Win 11 system requirements and compatibility talk

Started 6 months ago | Discussions thread
Morris0
Morris0 Forum Pro • Posts: 22,070
Re: Win 11 system requirements and compatibility talk

abelits wrote:

Austinian wrote:

Sean Nelson wrote:

CAcreeks wrote:

But as abelits says, the problem of ransomware and corrupted backups is not yet solved.

Solved, perhaps not, but the mitigation strategy is backups to media which are kept offline.

That's my preferred solution, but for ransomware specifically, there's also "Controlled folder access" available in 10 and 11.

So far that feature mostly succeeded in annoying and confusing users.

When ransomware taken over the computer, the computer should be considered compromised, and the goal should be to recover as much data as possible and reinstall the system as soon as possible. Backup devices and NAS are in the best position to track changes and roll back everything suspicious because their firmware is isolated, and it can remain safe even if the rest of the computer or network is taken over. That, of course, requires them to implement automatic snapshots and incremental change tracking independently from hosts (and therefore they would have to provide much more space) and have firmware that is more secure than whatever is connected to them.

Automatically tracked and instantly accessible filesystem history was implemented on NetApp NAS in early 90's, and yet now, three decades later, there is neither a usable standard for it, nor any implementation available to consumers. Companies now don't like those features because it's slow and requires large amount of storage, however they also have better security and backups.
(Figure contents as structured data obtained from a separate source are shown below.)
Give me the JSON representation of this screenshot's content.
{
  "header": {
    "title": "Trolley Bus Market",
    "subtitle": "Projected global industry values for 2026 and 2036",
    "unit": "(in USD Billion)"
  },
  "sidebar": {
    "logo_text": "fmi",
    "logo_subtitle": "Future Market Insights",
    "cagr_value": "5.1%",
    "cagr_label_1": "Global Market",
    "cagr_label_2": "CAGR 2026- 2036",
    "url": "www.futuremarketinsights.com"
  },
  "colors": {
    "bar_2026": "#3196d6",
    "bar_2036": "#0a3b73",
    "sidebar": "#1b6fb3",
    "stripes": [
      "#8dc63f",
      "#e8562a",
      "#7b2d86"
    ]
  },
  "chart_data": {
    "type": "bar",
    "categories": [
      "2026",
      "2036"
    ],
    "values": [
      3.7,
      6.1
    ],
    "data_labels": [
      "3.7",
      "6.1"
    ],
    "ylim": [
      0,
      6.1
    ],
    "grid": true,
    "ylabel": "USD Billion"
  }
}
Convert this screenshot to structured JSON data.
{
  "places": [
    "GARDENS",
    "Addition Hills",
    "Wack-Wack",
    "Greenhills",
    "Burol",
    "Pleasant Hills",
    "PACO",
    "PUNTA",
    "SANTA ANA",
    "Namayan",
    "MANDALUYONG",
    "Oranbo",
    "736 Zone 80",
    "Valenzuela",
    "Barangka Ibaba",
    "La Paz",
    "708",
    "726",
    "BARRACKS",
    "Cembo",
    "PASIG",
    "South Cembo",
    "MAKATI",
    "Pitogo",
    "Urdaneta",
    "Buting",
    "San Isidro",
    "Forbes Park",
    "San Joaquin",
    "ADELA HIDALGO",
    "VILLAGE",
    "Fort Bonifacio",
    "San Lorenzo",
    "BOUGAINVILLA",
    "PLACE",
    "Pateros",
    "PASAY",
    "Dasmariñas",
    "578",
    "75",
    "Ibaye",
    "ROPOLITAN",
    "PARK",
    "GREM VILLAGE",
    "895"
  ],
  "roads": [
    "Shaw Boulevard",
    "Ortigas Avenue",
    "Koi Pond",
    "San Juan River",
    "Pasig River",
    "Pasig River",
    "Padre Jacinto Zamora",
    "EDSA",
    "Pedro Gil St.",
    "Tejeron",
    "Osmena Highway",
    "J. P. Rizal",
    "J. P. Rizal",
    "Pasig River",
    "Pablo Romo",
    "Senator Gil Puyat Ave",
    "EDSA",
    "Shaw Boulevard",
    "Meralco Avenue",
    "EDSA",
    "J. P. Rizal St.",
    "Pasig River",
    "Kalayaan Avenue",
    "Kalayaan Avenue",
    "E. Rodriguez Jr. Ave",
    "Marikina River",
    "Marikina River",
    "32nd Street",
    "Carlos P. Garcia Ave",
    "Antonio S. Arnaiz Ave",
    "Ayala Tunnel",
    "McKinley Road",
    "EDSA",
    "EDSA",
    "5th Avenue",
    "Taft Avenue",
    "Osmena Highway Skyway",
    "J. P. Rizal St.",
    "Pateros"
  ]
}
Consumers and small businesses (and apparently medium businesses, too, judging by recent events) can't follow the same path -- enterprise backup systems cost an arm and a leg, and are supposed to be operated by a whole team of technicians, so NAS with those features make more sense.

Having had the Data Center Teams reporting to me at a large college, I can easily say that that approach using enterprise class systems works incredibly well.  In the rare instance that a department was compromised, our help desk told them to reboot from the network and chose load Windows 10 from the menu.  At the same time there network shares were restored and by the time there computers were up the files were back and they logged on and were were they were when they left work the day before.  Then we looked through the email on our exchange server and found out who fell for the fishing email.  The entire department was sent to security awareness training again and the department head made aware of who had been the victim (person in error).  We stopped most of the fishing emails at our firewall, email gateway, or desktop AV yet some still slips through.  It's almost always fishing emails or porn sites.